My partner fell off a ladder and broke her arm just below the shoulder. Required an overnight stay at the hospital, emergency surgery and pins and a plate to put it all back together. Total cost to her $0. Total cost for annual medical insurance $0. Yes I know it comes out of taxes, but so do roads, our military and other things we use as a community. While it is certainly not perfect I can't imagine living in a user pay system for medical care??

I am related to someone that had a daughter with a one in ten million disease that required months in children's hospital and surgery by a Swiss doctor to mitigate. That same someone suffered a spinal stroke some years later and is now paraplegic. They are a regular working class family - in Canada they had significant expenses related to all of this, but the medical bills were all $0. I imagine bankruptcy or even death would have been the likely outcome for them in a private insurance jurisdiction.
 
Family member was recently involved in a motor vehicle accident where the Air bags deployed. EMS ride to emergency room. Treatment was band aids, ice and I think tylenol. Total time in ER: under 3.5 hours.

Diagnostics performed (that I know of):
Examination by ER doc
X-ray
Cat scan
Probably blood tests of some sort,

Result: found no discernable injuries other than bruising, skin abrasion, prescribed pain killers. Immediately sent home.

Hospital bill alone was over 30 k!! EMS is extra.

It is beyond insane.

Other driver was at fault and their insurance will presumably pay.
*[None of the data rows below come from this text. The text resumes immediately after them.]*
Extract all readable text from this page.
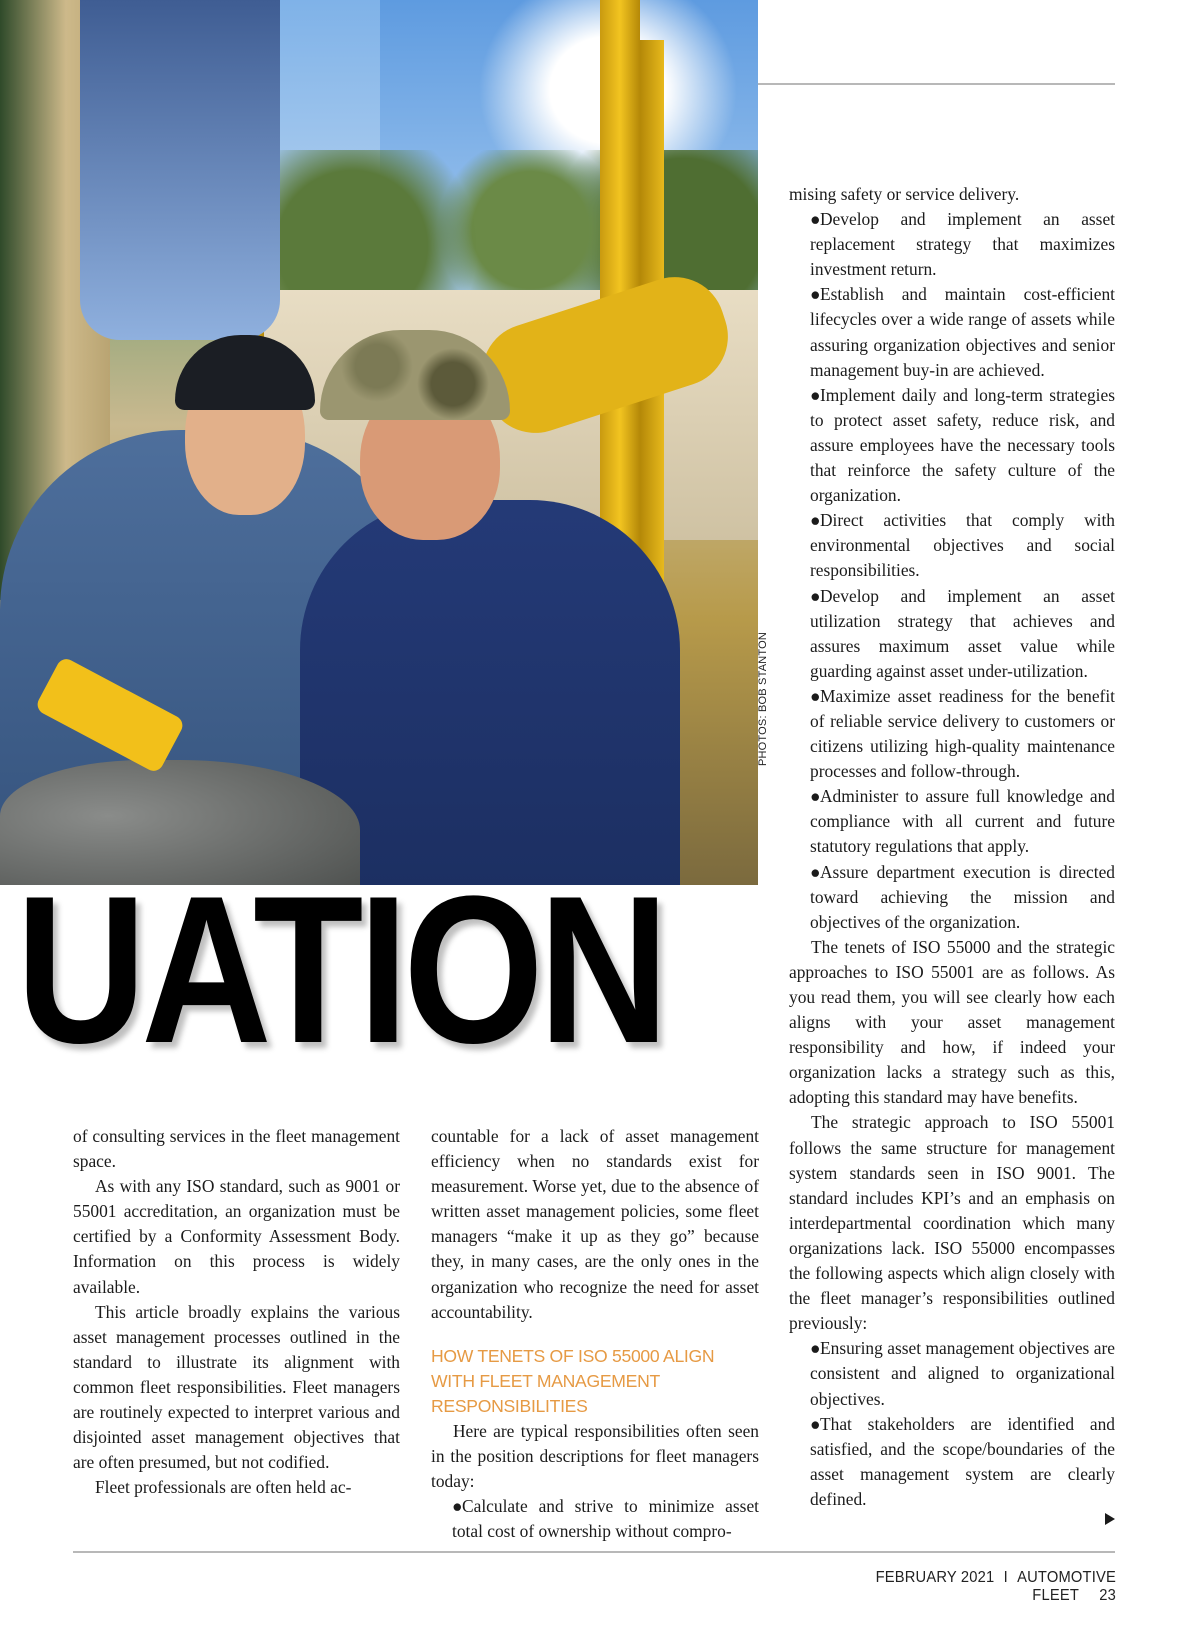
PHOTOS: BOB STANTON
UATION

of consulting services in the fleet management space.

As with any ISO standard, such as 9001 or 55001 accreditation, an organization must be certified by a Conformity Assessment Body. Information on this process is widely available.

This article broadly explains the various asset management processes outlined in the standard to illustrate its alignment with common fleet responsibilities. Fleet managers are routinely expected to interpret various and disjointed asset management objectives that are often presumed, but not codified.

Fleet professionals are often held ac-

countable for a lack of asset management efficiency when no standards exist for measurement. Worse yet, due to the absence of written asset management policies, some fleet managers “make it up as they go” because they, in many cases, are the only ones in the organization who recognize the need for asset accountability.

HOW TENETS OF ISO 55000 ALIGN WITH FLEET MANAGEMENT RESPONSIBILITIES

Here are typical responsibilities often seen in the position descriptions for fleet managers today:

●Calculate and strive to minimize asset total cost of ownership without compro-

mising safety or service delivery.

●Develop and implement an asset replacement strategy that maximizes investment return.

●Establish and maintain cost-efficient lifecycles over a wide range of assets while assuring organization objectives and senior management buy-in are achieved.

●Implement daily and long-term strategies to protect asset safety, reduce risk, and assure employees have the necessary tools that reinforce the safety culture of the organization.

●Direct activities that comply with environmental objectives and social responsibilities.

●Develop and implement an asset utilization strategy that achieves and assures maximum asset value while guarding against asset under-utilization.

●Maximize asset readiness for the benefit of reliable service delivery to customers or citizens utilizing high-quality maintenance processes and follow-through.

●Administer to assure full knowledge and compliance with all current and future statutory regulations that apply.

●Assure department execution is directed toward achieving the mission and objectives of the organization.

The tenets of ISO 55000 and the strategic approaches to ISO 55001 are as follows. As you read them, you will see clearly how each aligns with your asset management responsibility and how, if indeed your organization lacks a strategy such as this, adopting this standard may have benefits.

The strategic approach to ISO 55001 follows the same structure for management system standards seen in ISO 9001. The standard includes KPI’s and an emphasis on interdepartmental coordination which many organizations lack. ISO 55000 encompasses the following aspects which align closely with the fleet manager’s responsibilities outlined previously:

●Ensuring asset management objectives are consistent and aligned to organizational objectives.

●That stakeholders are identified and satisfied, and the scope/boundaries of the asset management system are clearly defined.

FEBRUARY 2021 I AUTOMOTIVE FLEET 23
Does not negate the fact that the current situation with health care is insane in this country.
 
A friend of ours living in Canada was diagnosed a number of years ago with stage 4 cancer. She got immediate treatment and is doing fine now. She has so far paid exactly $0.00.
 
My recent open heart surgery bills totaled close to $200,000. I paid a $15 co-pay to the surgeon, and $75 for the local hospital's emergency room visit that was my first stop. That's it. I was able to select both the surgeon and the hospital, as well as choose the date for the surgery. I pay nothing for my health insurance, something NJ gives to certain retired employees with at least 25 years of service. I think I'm extremely fortunate in more ways than one. Other than the nicely healed scar that ruins my plans for modeling men's beach attire for women's magazines, I feel pretty good. A lot better than I did before the surgery in many respects. Things I had attributed to getting older were actually caused by restricted blood flow to the heart. Turns out I did not have a heart attack, just pain, so zero heart damage.